The boy grinned and made trenches in the smooth earth of the field with the toe of a broken shoe.
Havens glanced casually at the message at first, thinking that perhaps the surgeon might have taken it into his head to report progress in the case of the man so recently placed in his charge. He knew very well that the surgeon would manage to prevent the escape of the prisoner should he regain consciousness, so he had put that phase of the case entirely from his mind. However, his eyes widened and an exclamation of astonishment came from his lips as he read the note which had been written by the night matron, and not by the surgeon at all.
“Mason, the injured man recently sent here on your order,” the note read, “has most mysteriously disappeared from the hospital. Doctor Bolt, the surgeon detailed, at your request, to take charge of the case, decided to watch the man for the night, and so my attendants were withdrawn. The surgeon must have fallen asleep, for in half an hour’s time he came running to my door shouting that Mason had escaped. As soon as possible I visited the room from which the man had disappeared and found the window sash raised.

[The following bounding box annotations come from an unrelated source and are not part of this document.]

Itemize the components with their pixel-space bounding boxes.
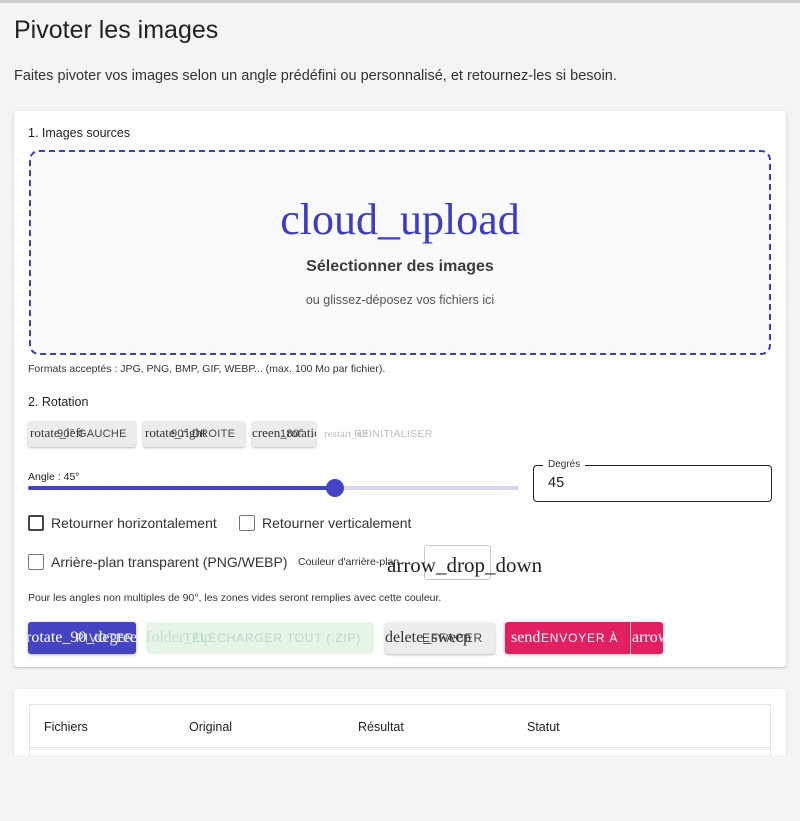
download-zip-button[interactable]: folder_zip TÉLÉCHARGER TOUT (.ZIP) xyxy=(146,622,374,654)
rotate-right-90-button[interactable]: rotate_right 90° DROITE xyxy=(143,421,245,447)
flip-vertical-label: Retourner verticalement xyxy=(262,515,412,531)
dropzone-subtitle: ou glissez-déposez vos fichiers ici xyxy=(305,293,495,307)
bg-color-hint: Pour les angles non multiples de 90°, le… xyxy=(28,592,442,604)
degrees-field[interactable]: Degrés xyxy=(533,459,772,502)
send-icon: send xyxy=(511,629,541,646)
page-subtitle: Faites pivoter vos images selon un angle… xyxy=(14,68,617,84)
send-to-button[interactable]: send ENVOYER À xyxy=(505,622,630,654)
angle-slider[interactable] xyxy=(28,479,519,497)
rotate-left-90-label: 90° GAUCHE xyxy=(57,428,127,440)
rotate-settings-card: 1. Images sources cloud_upload Sélection… xyxy=(14,111,786,667)
column-header-status: Statut xyxy=(527,720,560,734)
reset-rotation-button[interactable]: restart_alt RÉINITIALISER xyxy=(324,425,439,445)
arrow-drop-down-icon: arrow_drop_down xyxy=(632,629,663,646)
rotate-button[interactable]: rotate_90_degrees_cw PIVOTER xyxy=(28,622,136,654)
send-to-label: ENVOYER À xyxy=(541,631,619,645)
reset-label: RÉINITIALISER xyxy=(354,428,433,440)
rotate-180-button[interactable]: screen_rotation 180° xyxy=(252,421,316,447)
accepted-formats-note: Formats acceptés : JPG, PNG, BMP, GIF, W… xyxy=(28,363,386,375)
rotation-section-label: 2. Rotation xyxy=(28,395,89,409)
dropzone-title: Sélectionner des images xyxy=(306,258,494,275)
column-header-original: Original xyxy=(189,720,233,734)
transparent-bg-checkbox[interactable] xyxy=(28,554,44,570)
page-title: Pivoter les images xyxy=(14,16,219,44)
cloud-upload-icon: cloud_upload xyxy=(280,195,520,244)
sources-section-label: 1. Images sources xyxy=(28,126,131,140)
file-dropzone[interactable]: cloud_upload Sélectionner des images ou … xyxy=(29,150,771,355)
transparent-bg-label: Arrière-plan transparent (PNG/WEBP) xyxy=(51,554,288,570)
angle-slider-thumb[interactable] xyxy=(325,479,344,497)
bg-color-label: Couleur d'arrière-plan xyxy=(298,556,400,568)
rotate-left-90-button[interactable]: rotate_left 90° GAUCHE xyxy=(28,421,136,447)
column-header-result: Résultat xyxy=(358,720,404,734)
download-zip-label: TÉLÉCHARGER TOUT (.ZIP) xyxy=(184,631,362,645)
table-header-row: Fichiers Original Résultat Statut xyxy=(30,705,770,748)
clear-button[interactable]: delete_sweep EFFACER xyxy=(385,622,495,654)
send-to-dropdown-button[interactable]: arrow_drop_down xyxy=(631,622,663,654)
bg-color-picker[interactable]: arrow_drop_down xyxy=(387,545,542,580)
column-header-files: Fichiers xyxy=(44,720,88,734)
top-border xyxy=(0,0,800,3)
degrees-input[interactable] xyxy=(548,475,748,491)
flip-horizontal-label: Retourner horizontalement xyxy=(51,515,217,531)
flip-vertical-checkbox[interactable] xyxy=(239,515,255,531)
angle-label: Angle : 45° xyxy=(28,471,80,483)
arrow-drop-down-icon: arrow_drop_down xyxy=(387,553,543,577)
rotate-button-label: PIVOTER xyxy=(76,631,135,645)
flip-horizontal-checkbox[interactable] xyxy=(28,515,44,531)
rotate-right-90-label: 90° DROITE xyxy=(171,428,236,440)
page-background-bottom xyxy=(0,755,800,821)
rotate-180-label: 180° xyxy=(280,428,304,440)
angle-slider-fill xyxy=(28,486,335,490)
degrees-field-label: Degrés xyxy=(543,459,586,470)
clear-button-label: EFFACER xyxy=(422,631,483,645)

“There were many footprints in the soft earth under the window—the footprints of men in coarse shoes—and a smear of blood on the window casing disclosed the fact that the injured man had been drawn through the opening. It is quite evident to me, therefore, that the man was carried from the room by some one interested in the case, to which Doctor Bolt only indirectly referred when talking with me. Your presence at the hospital is earnestly requested.”
The note was signed, as stated, by the night matron. Scarcely had Havens finished the reading of it when he heard some one stumbling through the darkness, and the next moment Surgeon Bolt, looking crestfallen and excited, stood before him, like a schoolboy anticipating censure.
“Well?” asked Havens rather angrily.
“It’s the strangest thing I ever saw!” exclaimed the surgeon. “Mindful of your interest in the man, I decided not to trust him to the care of any of the hospital attendants to-night. After doing what I could for him, I sat down by the side of his bed to read and smoke. My mind was never clearer or farther from drowsiness than it was at that time.”
“Yes,” Havens said, in a sarcastic tone, “the result seems to indicate that you were wide awake!”
“I tell you,” almost shouted Bolt, “that I was stupefied by the injection of chloroform or some other anesthetic into the room!”
“How could that be possible?” demanded Havens.